Vladimir_Nesov comments on Using GPT-Eliezer against ChatGPT Jailbreaking

Vladimir_Nesov 7 Dec 2022 8:05 UTC
LW: 11 AF: 4
3
AF
So the input channel is used both for unsafe input, and for instructions that the output should follow. What a wonderful equivocation at the heart of an AI system! When you feed partially unsafe input to a complicated interpreter, it often ends in tears: SQL injections, Log4Shell, uncontrolled format strings.

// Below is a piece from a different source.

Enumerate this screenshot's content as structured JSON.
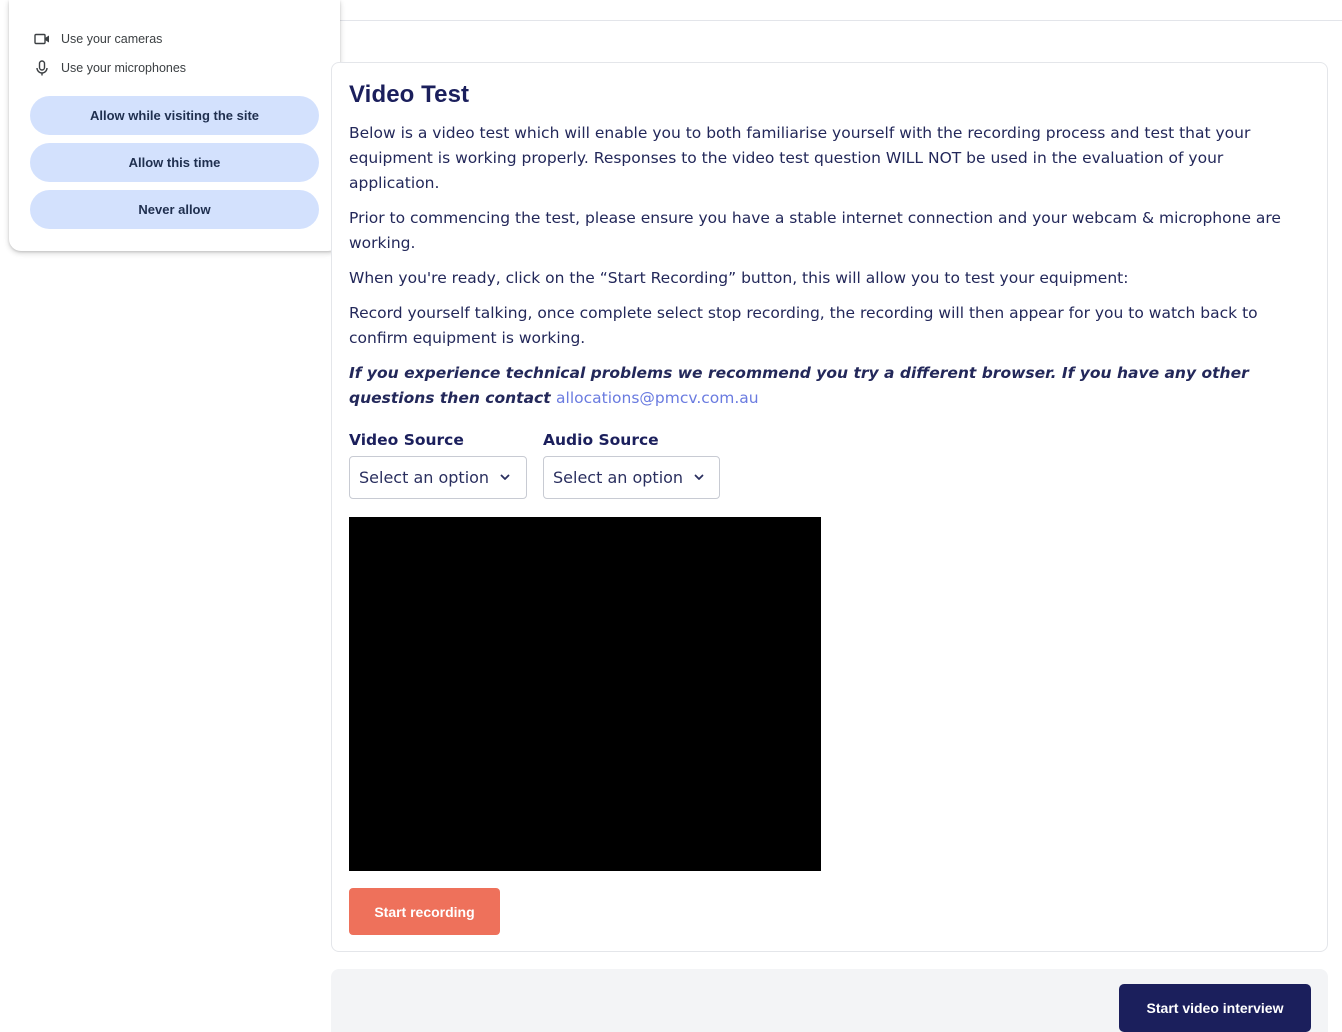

This is doomed without at least an unambiguous syntax that distinguishes potential attacks from authoritative instructions, something that can’t be straightforwardly circumvented by malicious input. Multiple input and output channels with specialized roles should do the trick. (It’s unclear how to train a model to work with multiple channels, but possibly fine-tuning on RLHF phase is sufficient to specialize the channels.)

Specialized outputs could do diagnostics/interpretability, like providing this meta step-by-step commentary on the character of unsafe input, SSL simulation that is not fine-tuned like the actual response is, or epistemic status of the actual response, facts relevant to it, and so on.
- Lao Mein 7 Dec 2022 10:15 UTC
  1 point
  0
  Parent
  Can you just extend the input layer for fine-tuning? Or just leave a portion of the input layer blank during training and only use it during fine-tuning, when you use it specifically for instructions? I wonder how much data it would need for that.